Apache Iceberg
The volley-connector-iceberg crate provides an Iceberg sink via REST catalog with exactly-once semantics.
Key Types
| Type | Description |
|---|---|
IcebergSink | Sink that writes Parquet data files to an Iceberg table |
IcebergSinkConfig | Configuration (catalog URI, warehouse, namespace, table, storage) |
IcebergStorage | Storage backend enum (S3, Azure, GCS) |
Usage
#![allow(unused)]
fn main() {
use volley_connector_iceberg::{IcebergSink, IcebergSinkConfig, IcebergStorage};
let config = IcebergSinkConfig::new(
"http://polaris:8181", // REST catalog URI
"my-warehouse", // catalog warehouse
vec!["db".into()], // namespace
"events", // table name
IcebergStorage::S3 {
region: "us-east-1".into(),
bucket: "my-bucket".into(),
endpoint: None,
},
);
let sink = IcebergSink::new(config).await?;
env.from_source(source)
.filter_expr(col("status").eq(lit("active")))
.to_sink(sink)
.execute("iceberg-writer")
.await?;
}
Configuration Reference
Required Parameters
| Parameter | Description |
|---|---|
catalog_uri | REST catalog endpoint (e.g., http://polaris:8181) |
catalog_warehouse | Warehouse identifier in the catalog |
namespace | Iceberg namespace as a list of strings (e.g., ["db", "schema"]) |
table_name | Target table name |
storage | Storage backend — see Storage Backends |
Optional Parameters
#![allow(unused)]
fn main() {
let config = IcebergSinkConfig::new(catalog_uri, warehouse, namespace, table, storage)
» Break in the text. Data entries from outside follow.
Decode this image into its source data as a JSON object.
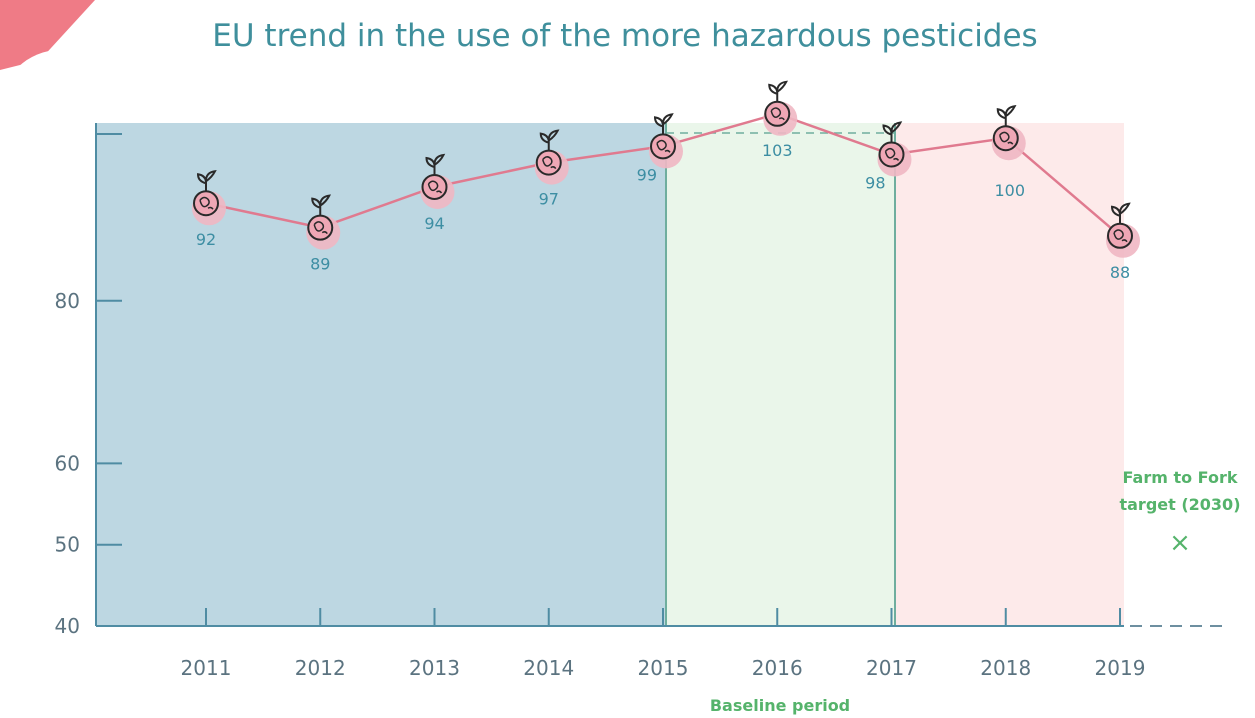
{
  "chart_data": {
    "type": "line",
    "title": "EU trend in the use of the more hazardous pesticides",
    "xlabel": "",
    "ylabel": "",
    "categories": [
      "2011",
      "2012",
      "2013",
      "2014",
      "2015",
      "2016",
      "2017",
      "2018",
      "2019"
    ],
    "series": [
      {
        "values": [
          92,
          89,
          94,
          97,
          99,
          103,
          98,
          100,
          88
        ]
      }
    ],
    "y_ticks": [
      40,
      50,
      60,
      80
    ],
    "baseline_label": "Baseline period",
    "baseline_years": [
      "2015",
      "2017"
    ],
    "target": {
      "label_line1": "Farm to Fork",
      "label_line2": "target (2030)",
      "marker": "×",
      "value": 50
    },
    "colors": {
      "title": "#3f8f9c",
      "line": "#e07a8f",
      "region_historic": "#bdd7e2",
      "region_baseline": "#eaf6ea",
      "region_after": "#fdeaea",
      "values": "#3d8ea3",
      "target": "#55b36b"
    }
  }
}
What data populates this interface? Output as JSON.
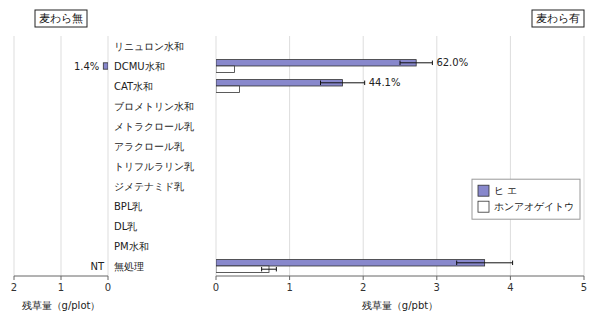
{
  "chart_data": [
    {
      "type": "bar",
      "orientation": "horizontal",
      "title": "麦わら無",
      "x_label": "残草量（g/plot）",
      "categories": [
        "リニュロン水和",
        "DCMU水和",
        "CAT水和",
        "ブロメトリン水和",
        "メトラクロール乳",
        "アラクロール乳",
        "トリフルラリン乳",
        "ジメテナミド乳",
        "BPL乳",
        "DL乳",
        "PM水和",
        "無処理"
      ],
      "series": [
        {
          "color": "#8888cc",
          "values": [
            null,
            0.1,
            null,
            null,
            null,
            null,
            null,
            null,
            null,
            null,
            null,
            null
          ]
        }
      ],
      "xlim": [
        2,
        0
      ],
      "xticks": [
        2,
        1,
        0
      ],
      "grid": true,
      "annotations": [
        {
          "text": "1.4%",
          "category": "DCMU水和"
        },
        {
          "text": "NT",
          "category": "無処理"
        }
      ]
    },
    {
      "type": "bar",
      "orientation": "horizontal",
      "title": "麦わら有",
      "x_label": "残草量（g/pbt）",
      "categories": [
        "リニュロン水和",
        "DCMU水和",
        "CAT水和",
        "ブロメトリン水和",
        "メトラクロール乳",
        "アラクロール乳",
        "トリフルラリン乳",
        "ジメテナミド乳",
        "BPL乳",
        "DL乳",
        "PM水和",
        "無処理"
      ],
      "series": [
        {
          "name": "ヒ エ",
          "color": "#8888cc",
          "values": [
            0,
            2.72,
            1.72,
            0,
            0,
            0,
            0,
            0,
            0,
            0,
            0,
            3.65
          ],
          "error": [
            0,
            0.22,
            0.3,
            0,
            0,
            0,
            0,
            0,
            0,
            0,
            0,
            0.38
          ]
        },
        {
          "name": "ホンアオゲイトウ",
          "color": "#ffffff",
          "values": [
            0,
            0.25,
            0.32,
            0,
            0,
            0,
            0,
            0,
            0,
            0,
            0,
            0.72
          ],
          "error": [
            0,
            0,
            0,
            0,
            0,
            0,
            0,
            0,
            0,
            0,
            0,
            0.1
          ]
        }
      ],
      "xlim": [
        0,
        5
      ],
      "xticks": [
        0,
        1,
        2,
        3,
        4,
        5
      ],
      "grid": true,
      "legend": "right",
      "annotations": [
        {
          "text": "62.0%",
          "category": "DCMU水和",
          "series": "ヒ エ"
        },
        {
          "text": "44.1%",
          "category": "CAT水和",
          "series": "ヒ エ"
        }
      ]
    }
  ]
}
.with_credential("client-id:client-secret") // OAuth2 credential for Polaris
.with_max_records(10_000) // buffer size before flush (default: 10,000)
.with_flush_interval(Duration::from_secs(30)); // time-based flush trigger
}
| Method | Default | Description |
|---|---|---|
with_credential() | None | OAuth2 credential for authenticated catalogs (Polaris, Tabular) |
with_max_records() | 10,000 | Number of records buffered before writing a Parquet data file |
with_flush_interval() | None | Time-based flush trigger; writes a file even if max_records hasn’t been reached |
Storage Backends
S3
#![allow(unused)]
fn main() {
IcebergStorage::S3 {
region: "us-east-1".into(),
bucket: "my-iceberg-data".into(),
endpoint: None, // use None for AWS, Some("http://localhost:9000") for MinIO
}
}
AWS credentials are resolved via the default credential chain (environment variables, ~/.aws/credentials, instance profile).
For local development with MinIO:
#![allow(unused)]
fn main() {
IcebergStorage::S3 {
region: "us-east-1".into(),
bucket: "test-bucket".into(),
endpoint: Some("http://localhost:9000".into()),
}
}
Azure Blob Storage
#![allow(unused)]
fn main() {
IcebergStorage::Azure {
storage_account: "mystorageaccount".into(),
container: "iceberg-data".into(),
access_key: None, // uses DefaultAzureCredential when None
}
}
When access_key is None, authentication uses Azure’s DefaultAzureCredential chain (environment variables, managed identity, Azure CLI).
Google Cloud Storage
#![allow(unused)]
fn main() {
IcebergStorage::Gcs {
project_id: "my-gcp-project".into(),
bucket: "iceberg-data".into(),
}
}
GCS credentials are resolved via Application Default Credentials (GOOGLE_APPLICATION_CREDENTIALS or metadata server).
Exactly-Once Semantics
The Iceberg sink achieves exactly-once via snapshot commits with epoch tracking:
- Records are buffered in memory and written as Parquet data files
- On checkpoint barrier, a new Iceberg snapshot is committed via the REST catalog
- The checkpoint epoch is stored in the snapshot’s summary metadata
- On recovery, the sink reads the latest snapshot’s epoch and skips already-committed epochs
This means replayed records after a failure never produce duplicate data in the table.
REST Catalog Compatibility
Volley uses the Iceberg REST catalog spec for table management. Compatible catalogs:
| Catalog | Notes |
|---|---|
| Apache Polaris | Recommended. Use with_credential() for OAuth2 auth |
| Tabular | Hosted REST catalog. Use with_credential() |
| AWS Glue (via REST adapter) | Requires a REST adapter in front of Glue |
| Gravitino | REST-compatible catalog |
Troubleshooting
“Connection refused” to catalog URI
- Verify the catalog is running and reachable from your application
- Check firewall rules and network policies (especially in Kubernetes)
“Unauthorized” or “Forbidden” from catalog
- Ensure
with_credential()is set with a valid OAuth2 client credential - For Polaris: verify the principal has
TABLE_WRITE_DATAprivilege on the target table
“Table not found”
- Iceberg tables must be created in the catalog before the sink writes to them
- Verify
namespaceandtable_namematch the catalog’s table identifier exactly
Small files accumulating
- Increase
with_max_records()to buffer more records per file - Set
with_flush_interval()to a longer duration - Consider running Iceberg’s
rewrite_data_filesprocedure periodically